Thursday, November 23, 2023

Selling Public Transportation in Germany

 If you live in a urban zone (Hamburg, Munich, Dusseldorf, Frankfurt, etc)....it's pretty easy to carry out a sales-job on people that public transportation 'works'.

You can cite less traffic woes and avoiding traffic jams/accidents.  You can cite how the design of the network going back to the 1960s...has made practical sense.  You can cite the computerized updates (minute-by-minute).  You can cite the smart use of 'park-and-ride' where you parked in some small village and caught the train....with a reasonable monthly fee for parking.  You can cite the 49-Euro monthly ticket (presently).  You can cite the safety-record.  

The negative side of this?  It comes down to three serious issues:

1.  If you live in x-village and don't work in a major zone....it's a marginal service.  I would take a humble guess that 50-percent of the working class are in this situation. 

2.  The trains/subways are full.  If you venture into Frankfurt at 7 AM....most all of the cars are full for at least two hours.  Same for each afternoon.  
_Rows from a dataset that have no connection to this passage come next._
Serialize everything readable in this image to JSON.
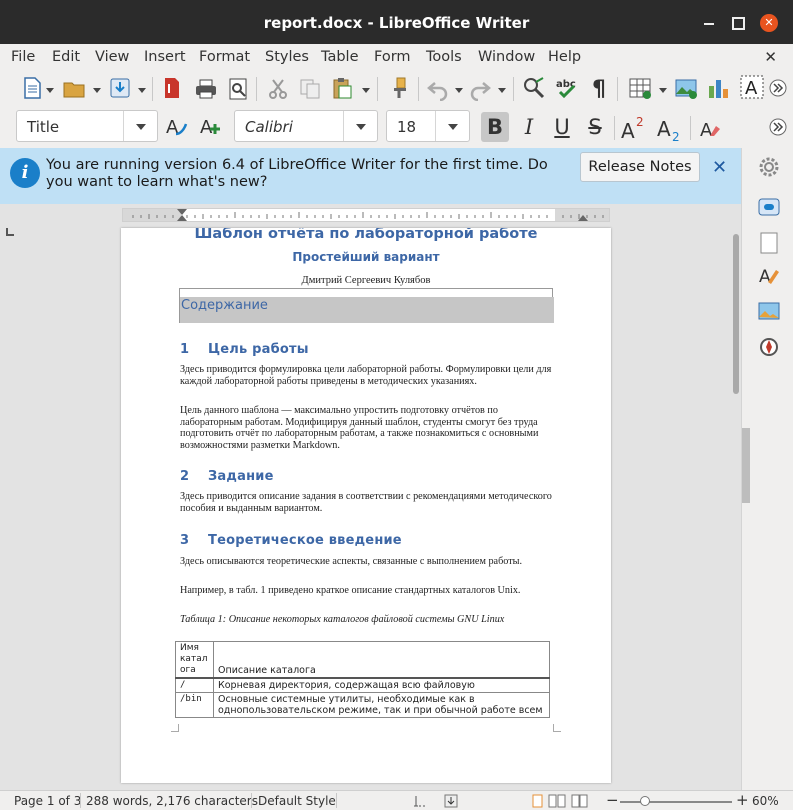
{
  "window": {
    "title": "report.docx - LibreOffice Writer"
  },
  "menubar": {
    "items": [
      "File",
      "Edit",
      "View",
      "Insert",
      "Format",
      "Styles",
      "Table",
      "Form",
      "Tools",
      "Window",
      "Help"
    ]
  },
  "formatting": {
    "paragraph_style": "Title",
    "font_name": "Calibri",
    "font_size": "18"
  },
  "infobar": {
    "message": "You are running version 6.4 of LibreOffice Writer for the first time. Do you want to learn what's new?",
    "button_label": "Release Notes"
  },
  "document": {
    "title": "Шаблон отчёта по лабораторной работе",
    "subtitle": "Простейший вариант",
    "author": "Дмитрий Сергеевич Кулябов",
    "toc_heading": "Содержание",
    "sections": [
      {
        "number": "1",
        "heading": "Цель работы",
        "paragraphs": [
          "Здесь приводится формулировка цели лабораторной работы. Формулировки цели для каждой лабораторной работы приведены в методических указаниях.",
          "Цель данного шаблона — максимально упростить подготовку отчётов по лабораторным работам. Модифицируя данный шаблон, студенты смогут без труда подготовить отчёт по лабораторным работам, а также познакомиться с основными возможностями разметки Markdown."
        ]
      },
      {
        "number": "2",
        "heading": "Задание",
        "paragraphs": [
          "Здесь приводится описание задания в соответствии с рекомендациями методического пособия и выданным вариантом."
        ]
      },
      {
        "number": "3",
        "heading": "Теоретическое введение",
        "paragraphs": [
          "Здесь описываются теоретические аспекты, связанные с выполнением работы.",
          "Например, в табл. 1 приведено краткое описание стандартных каталогов Unix."
        ]
      }
    ],
    "table": {
      "caption": "Таблица 1: Описание некоторых каталогов файловой системы GNU Linux",
      "header": [
        "Имя катал ога",
        "Описание каталога"
      ],
      "rows": [
        [
          "/",
          "Корневая директория, содержащая всю файловую"
        ],
        [
          "/bin",
          "Основные системные утилиты, необходимые как в однопользовательском режиме, так и при обычной работе всем"
        ]
      ]
    }
  },
  "statusbar": {
    "page": "Page 1 of 3",
    "counts": "288 words, 2,176 characters",
    "page_style": "Default Style",
    "zoom": "60%"
  }
}
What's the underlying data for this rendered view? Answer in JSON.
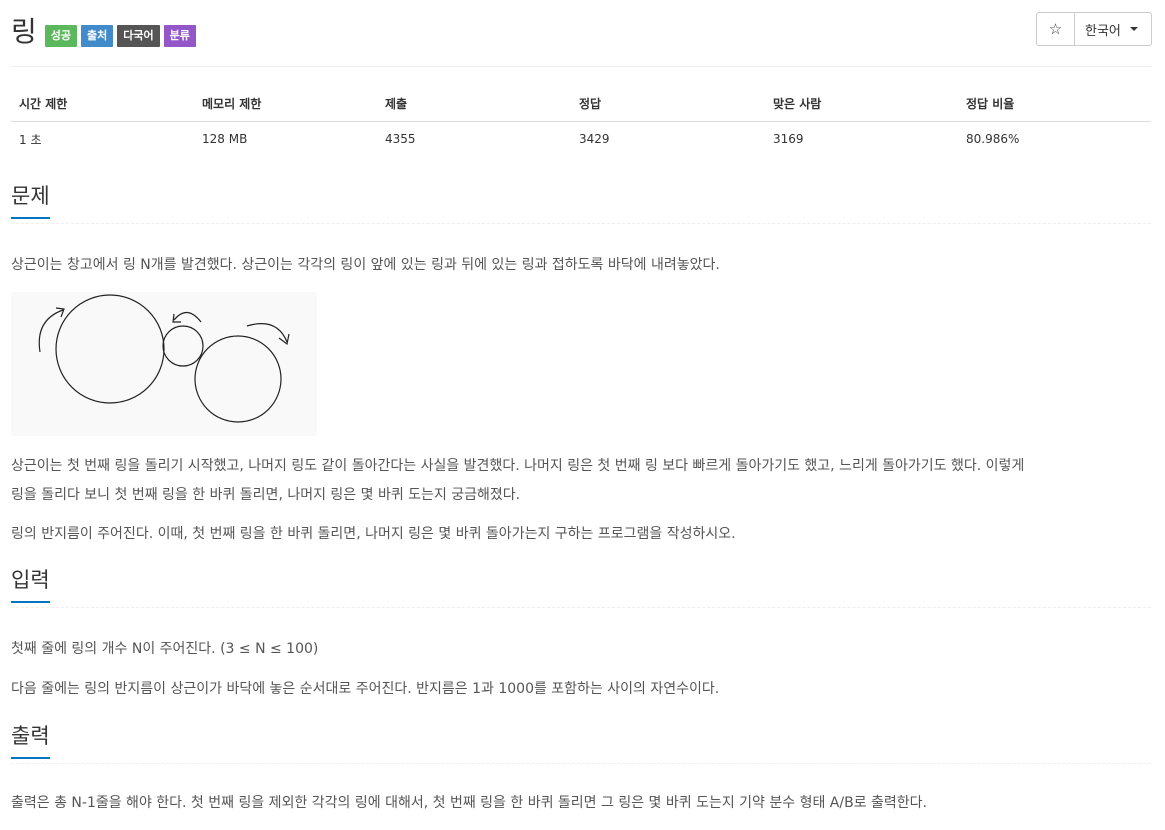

3.  Most people who've spent time around the Frankfurt or Hamburg, or Dusseldorf train-station....will readily say that seedy characters (drug-dealers) are the norm these days, and it's best to limit your time within the confines of the station (don't loiter).

But I'll this unique factor....you can take any public mass transit service in the US and attempt to compare to the German network, and it simply doesn't compare.  

The Germans make an attempt to clean the cars each evening.

The Germans mandate a high degree of maintenance and checking things daily.

You don't find 1970s/1980s type cars still in service....with most of what you'd see in Frankfurt being delivered in the past 20 years.  

The big stations (particularly Mainz and Frankfurt) have various cafes, bakeries, and stores within the station itself.  On the run, but needing something....they offer just about everything you'd desire (even American-style donuts now).

The toilets?  Well....the free crappy toilets are long gone.  What you find are fairly sanitized toilets with a fee-system to enter.  

Finally, on the key act of leaving on time and getting there on time?  I'd go and suggest that in 80-percent of your travels....the schedule usually works unless bad weather fits into the situation.